Popular music streaming provider and app-maker Pandora has decided that linking up with third-party AI ecosystems isn't ideal and launched its own native helper called Voice Mode. The assistant will begin by rolling out in a limited trial. That means some users on both Android and iOS should start seeing the update arrive today, with wider availability to follow "soon."
Voice Mode works similarly to Google Assistant or Amazon's Alexa and even activates with the phrase "Hey Pandora." As with those other services, that phrase triggers listening via natural language processing algorithms, allowing users a variety of controls starting with the basics such as changing volume and stations, going to specific playlists, controlling playback, or navigating the app. Requests can be made based on music genre, mood, artists, preferences, moods, or activity too.
Pandora has taken matters further by going above and beyond with the usual interactions with more intuitive voice commands, allowing for more natural engagement. Users can ask the app to 'play something different' or go even more abstract with 'play more songs like this.' If the app plays something they like, users can ask for details about the tune, add it to a playlist, or hit the thumbs-up button without ever picking up their phone.
Pandora's Music Genome Project
Voice Mode isn't Pandora's first work with AI by any stretch of the imagination but the company's newest service surprisingly isn't built with that work as its basis.
Pandora's service has been centered around predictive algorithms collectively referred to as the Music Genome Project for years. That's a combination of complex user data including listening history but also an analysis of the songs included in the service itself. In effect, it breaks down user preferences and the rest of that information to provide accurate recommendations and fill out playlist.

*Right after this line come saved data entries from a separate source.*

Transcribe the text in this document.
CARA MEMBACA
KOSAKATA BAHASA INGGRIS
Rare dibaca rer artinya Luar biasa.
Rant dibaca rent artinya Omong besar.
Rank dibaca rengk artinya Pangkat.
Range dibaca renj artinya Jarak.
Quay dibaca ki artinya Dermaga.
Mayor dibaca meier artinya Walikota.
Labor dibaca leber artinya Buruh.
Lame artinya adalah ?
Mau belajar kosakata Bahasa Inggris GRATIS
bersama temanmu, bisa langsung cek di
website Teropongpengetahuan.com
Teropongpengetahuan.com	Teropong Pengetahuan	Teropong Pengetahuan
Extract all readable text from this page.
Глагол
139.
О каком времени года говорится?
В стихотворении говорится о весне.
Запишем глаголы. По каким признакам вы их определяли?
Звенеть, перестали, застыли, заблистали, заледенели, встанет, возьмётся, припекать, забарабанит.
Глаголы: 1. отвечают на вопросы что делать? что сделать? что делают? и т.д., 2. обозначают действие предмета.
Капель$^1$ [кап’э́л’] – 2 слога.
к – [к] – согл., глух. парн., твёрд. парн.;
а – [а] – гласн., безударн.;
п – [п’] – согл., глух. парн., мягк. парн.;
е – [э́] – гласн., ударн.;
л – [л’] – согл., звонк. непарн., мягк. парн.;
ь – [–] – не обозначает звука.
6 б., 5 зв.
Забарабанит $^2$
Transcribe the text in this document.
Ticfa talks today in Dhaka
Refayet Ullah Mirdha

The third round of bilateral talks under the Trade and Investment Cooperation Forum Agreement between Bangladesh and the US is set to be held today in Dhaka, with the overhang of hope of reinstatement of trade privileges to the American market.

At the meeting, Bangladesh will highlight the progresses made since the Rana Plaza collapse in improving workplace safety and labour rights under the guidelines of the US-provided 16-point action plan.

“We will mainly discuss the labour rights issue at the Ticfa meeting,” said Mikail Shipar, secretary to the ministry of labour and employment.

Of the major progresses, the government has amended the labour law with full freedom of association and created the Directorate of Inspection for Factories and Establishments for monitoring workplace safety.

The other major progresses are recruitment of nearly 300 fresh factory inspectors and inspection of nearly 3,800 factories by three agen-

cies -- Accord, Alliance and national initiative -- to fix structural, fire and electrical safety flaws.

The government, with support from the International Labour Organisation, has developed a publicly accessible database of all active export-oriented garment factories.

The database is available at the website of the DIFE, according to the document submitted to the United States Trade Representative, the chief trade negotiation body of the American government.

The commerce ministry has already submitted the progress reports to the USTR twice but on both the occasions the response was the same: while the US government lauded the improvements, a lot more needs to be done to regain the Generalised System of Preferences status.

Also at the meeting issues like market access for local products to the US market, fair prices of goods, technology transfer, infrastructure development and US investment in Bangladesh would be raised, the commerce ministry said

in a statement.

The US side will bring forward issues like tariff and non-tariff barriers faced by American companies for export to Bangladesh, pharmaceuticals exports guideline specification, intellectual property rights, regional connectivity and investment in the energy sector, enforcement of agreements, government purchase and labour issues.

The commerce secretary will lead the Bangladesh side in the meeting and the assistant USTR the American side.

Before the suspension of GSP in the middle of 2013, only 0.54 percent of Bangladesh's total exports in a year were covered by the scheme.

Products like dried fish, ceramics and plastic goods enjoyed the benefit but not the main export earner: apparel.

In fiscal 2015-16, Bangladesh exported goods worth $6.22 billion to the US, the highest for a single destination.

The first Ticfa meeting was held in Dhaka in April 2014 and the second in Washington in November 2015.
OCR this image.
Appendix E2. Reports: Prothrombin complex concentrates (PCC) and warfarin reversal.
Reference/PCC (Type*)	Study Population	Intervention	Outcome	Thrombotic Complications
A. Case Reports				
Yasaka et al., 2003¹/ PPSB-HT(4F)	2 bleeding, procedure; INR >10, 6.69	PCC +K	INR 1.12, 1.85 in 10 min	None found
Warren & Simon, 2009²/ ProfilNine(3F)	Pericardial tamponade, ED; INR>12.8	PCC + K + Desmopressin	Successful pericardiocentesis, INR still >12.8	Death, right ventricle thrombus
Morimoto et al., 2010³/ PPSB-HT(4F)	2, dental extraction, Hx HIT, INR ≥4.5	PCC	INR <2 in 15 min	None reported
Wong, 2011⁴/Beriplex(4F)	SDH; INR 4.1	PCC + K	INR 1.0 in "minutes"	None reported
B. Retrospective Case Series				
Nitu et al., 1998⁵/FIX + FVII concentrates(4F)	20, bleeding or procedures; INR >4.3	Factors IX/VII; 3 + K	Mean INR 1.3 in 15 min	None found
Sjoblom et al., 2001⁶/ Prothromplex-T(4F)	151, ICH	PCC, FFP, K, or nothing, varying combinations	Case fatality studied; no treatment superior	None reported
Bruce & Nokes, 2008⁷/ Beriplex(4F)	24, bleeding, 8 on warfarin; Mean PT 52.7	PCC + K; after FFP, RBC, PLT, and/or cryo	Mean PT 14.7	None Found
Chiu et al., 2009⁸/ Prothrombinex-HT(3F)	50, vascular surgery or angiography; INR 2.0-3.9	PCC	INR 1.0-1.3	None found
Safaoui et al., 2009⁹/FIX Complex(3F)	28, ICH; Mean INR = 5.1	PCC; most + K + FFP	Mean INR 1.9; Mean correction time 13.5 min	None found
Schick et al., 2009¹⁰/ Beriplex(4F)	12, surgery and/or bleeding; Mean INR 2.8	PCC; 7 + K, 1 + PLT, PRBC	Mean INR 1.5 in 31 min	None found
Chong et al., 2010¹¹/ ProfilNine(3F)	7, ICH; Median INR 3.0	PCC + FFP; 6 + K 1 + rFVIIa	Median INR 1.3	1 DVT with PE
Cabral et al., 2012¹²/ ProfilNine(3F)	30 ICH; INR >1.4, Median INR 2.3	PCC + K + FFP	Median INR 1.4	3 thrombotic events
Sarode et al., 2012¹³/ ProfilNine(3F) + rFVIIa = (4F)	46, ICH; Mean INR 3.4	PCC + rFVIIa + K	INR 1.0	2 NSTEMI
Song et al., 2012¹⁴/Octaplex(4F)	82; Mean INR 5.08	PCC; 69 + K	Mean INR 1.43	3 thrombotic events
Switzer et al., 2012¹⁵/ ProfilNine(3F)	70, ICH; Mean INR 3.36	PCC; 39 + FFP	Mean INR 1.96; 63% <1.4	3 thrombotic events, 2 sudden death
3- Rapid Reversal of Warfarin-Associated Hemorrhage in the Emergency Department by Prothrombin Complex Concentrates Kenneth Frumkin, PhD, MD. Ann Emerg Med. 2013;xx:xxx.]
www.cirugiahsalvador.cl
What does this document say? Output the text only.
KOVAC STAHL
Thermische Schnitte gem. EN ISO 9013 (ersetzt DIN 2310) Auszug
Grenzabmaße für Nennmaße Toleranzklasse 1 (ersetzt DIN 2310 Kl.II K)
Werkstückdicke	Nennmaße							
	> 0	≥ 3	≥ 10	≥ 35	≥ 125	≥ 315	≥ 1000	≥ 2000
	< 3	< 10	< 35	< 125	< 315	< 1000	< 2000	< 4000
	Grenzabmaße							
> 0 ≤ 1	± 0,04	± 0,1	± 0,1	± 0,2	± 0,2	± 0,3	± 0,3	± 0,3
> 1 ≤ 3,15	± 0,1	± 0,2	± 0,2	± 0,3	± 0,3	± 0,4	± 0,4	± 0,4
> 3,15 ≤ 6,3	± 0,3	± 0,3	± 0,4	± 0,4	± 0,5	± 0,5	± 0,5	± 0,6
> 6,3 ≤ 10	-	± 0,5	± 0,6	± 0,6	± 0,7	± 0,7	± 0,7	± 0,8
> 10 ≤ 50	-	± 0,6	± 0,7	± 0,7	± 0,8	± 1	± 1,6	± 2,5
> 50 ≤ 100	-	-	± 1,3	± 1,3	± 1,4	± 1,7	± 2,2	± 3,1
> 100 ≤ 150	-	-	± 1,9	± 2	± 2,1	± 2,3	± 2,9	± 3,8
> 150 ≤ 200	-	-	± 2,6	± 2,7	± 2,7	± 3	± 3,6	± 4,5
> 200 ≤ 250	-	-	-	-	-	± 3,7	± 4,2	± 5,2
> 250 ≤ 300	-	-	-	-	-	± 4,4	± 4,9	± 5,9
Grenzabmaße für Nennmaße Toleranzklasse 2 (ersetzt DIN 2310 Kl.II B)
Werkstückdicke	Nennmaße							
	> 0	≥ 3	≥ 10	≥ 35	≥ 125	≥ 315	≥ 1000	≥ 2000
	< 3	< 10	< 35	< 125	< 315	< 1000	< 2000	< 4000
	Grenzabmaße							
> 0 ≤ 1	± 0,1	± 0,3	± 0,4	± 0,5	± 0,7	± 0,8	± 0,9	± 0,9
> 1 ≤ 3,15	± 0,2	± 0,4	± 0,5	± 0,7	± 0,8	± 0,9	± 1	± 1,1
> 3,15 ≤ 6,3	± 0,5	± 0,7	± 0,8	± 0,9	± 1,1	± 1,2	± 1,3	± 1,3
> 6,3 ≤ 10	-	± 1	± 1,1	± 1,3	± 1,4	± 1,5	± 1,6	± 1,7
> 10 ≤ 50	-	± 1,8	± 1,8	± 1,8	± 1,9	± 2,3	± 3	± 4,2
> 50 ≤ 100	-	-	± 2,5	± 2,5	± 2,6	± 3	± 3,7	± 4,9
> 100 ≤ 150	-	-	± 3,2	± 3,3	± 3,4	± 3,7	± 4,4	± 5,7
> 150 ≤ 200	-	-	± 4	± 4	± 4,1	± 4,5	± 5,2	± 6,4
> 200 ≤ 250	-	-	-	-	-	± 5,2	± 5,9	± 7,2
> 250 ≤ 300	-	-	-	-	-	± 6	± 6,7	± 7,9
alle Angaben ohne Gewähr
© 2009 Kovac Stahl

The streaming music provider went a different direction for Voice Mode and partnered with fellow sound company SoundHound Inc., using that organization's Houndify AI. The proprietary solution utilizes 'Speech-to-Meaning' and 'Deep Meaning Understanding' techniques to enable more natural interactions with AI while retaining speed and accuracy.
A split to be better
Pandora has been around since 2000 and has held onto its following by focusing on music and recommendations as well as accurately populated automatic playlists. SoundHound's focus has been on conversational AI. By splitting up the workload on the AI front between the two, both companies are essentially able to focus on what they do best without getting in the way of the other.
The application and service's interaction with other AI implementations isn't going away at this juncture either so there's no need to worry about losing that capability. Instead, the new Voice Mode is intended to be a native solution that creates a degree of separation between Pandora's existence on Google Home, Amazon Echo, or countless other devices. It also serves as a middle ground for those users who aren't ready to go all-in with a smart home since it enables the same functionality -- and a few improvements -- on any smartphone that has the app installed.